To help remedy this situation, a new national poetry competition has been established and will be launched in schools and colleges next year with the aim of inspiring getting teens more interested in poetry.

The Poetry Archive's competition, Poetry by Heart, will see thousands of children aged 14 to 18 reciting famous poems in order to show off their memory and performance skills.

Announced by poet laureate Sir Andrew Motion alongside education secretary Michael Gove, the competition will provide children with a chance to select poems from a special anthology of classic and contemporary verse.

Included are Dover Beach by Matthew Arnold, Ozymandias by Percy Bysshe Shelley and the clown song from Shakespeare's Twelfth Night.

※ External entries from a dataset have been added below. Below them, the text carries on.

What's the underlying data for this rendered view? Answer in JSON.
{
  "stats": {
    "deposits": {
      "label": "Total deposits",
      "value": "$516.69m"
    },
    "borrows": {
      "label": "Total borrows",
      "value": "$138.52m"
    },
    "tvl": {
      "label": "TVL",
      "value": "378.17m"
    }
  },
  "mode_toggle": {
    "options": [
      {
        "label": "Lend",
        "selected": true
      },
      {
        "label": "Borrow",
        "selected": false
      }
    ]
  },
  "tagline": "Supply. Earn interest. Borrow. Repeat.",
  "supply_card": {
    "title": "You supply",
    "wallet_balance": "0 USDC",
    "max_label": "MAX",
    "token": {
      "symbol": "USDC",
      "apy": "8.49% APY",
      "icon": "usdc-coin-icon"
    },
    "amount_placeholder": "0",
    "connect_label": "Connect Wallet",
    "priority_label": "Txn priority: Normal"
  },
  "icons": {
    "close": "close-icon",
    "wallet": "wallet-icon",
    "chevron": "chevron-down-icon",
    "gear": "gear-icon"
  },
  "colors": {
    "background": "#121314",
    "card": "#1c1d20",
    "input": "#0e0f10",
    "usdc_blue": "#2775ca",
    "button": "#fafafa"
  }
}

Sir Andrew said: "Poetry by Heart is the best thing that's happened for poetry in schools for a long time: a way for pupils to have serious fun while they extend their reading, deepen their powers of appreciation, and memorise beautiful and intriguing poems which will enrich their lives forever."

The Department for Education will provide £500,000 of funding to the Poetry Archive to run the national competition, which aims to support existing teaching of poetry in schools and motivate students to engage with their teachers as they analyse England's "literary heritage".

Education Secretary Michael Gove said: "To know a poem by heart is to own a great work of art forever. Andrew Motion is a hero for ensuring more children than ever will carry poetry with them all their lives."

The competition will be launched in schools and colleges in January next year. It is hoped that it will help foster greater understanding and appreciation of poetry as an art form, as well as allowing teachers to develop the way that poetry is taught in their classrooms.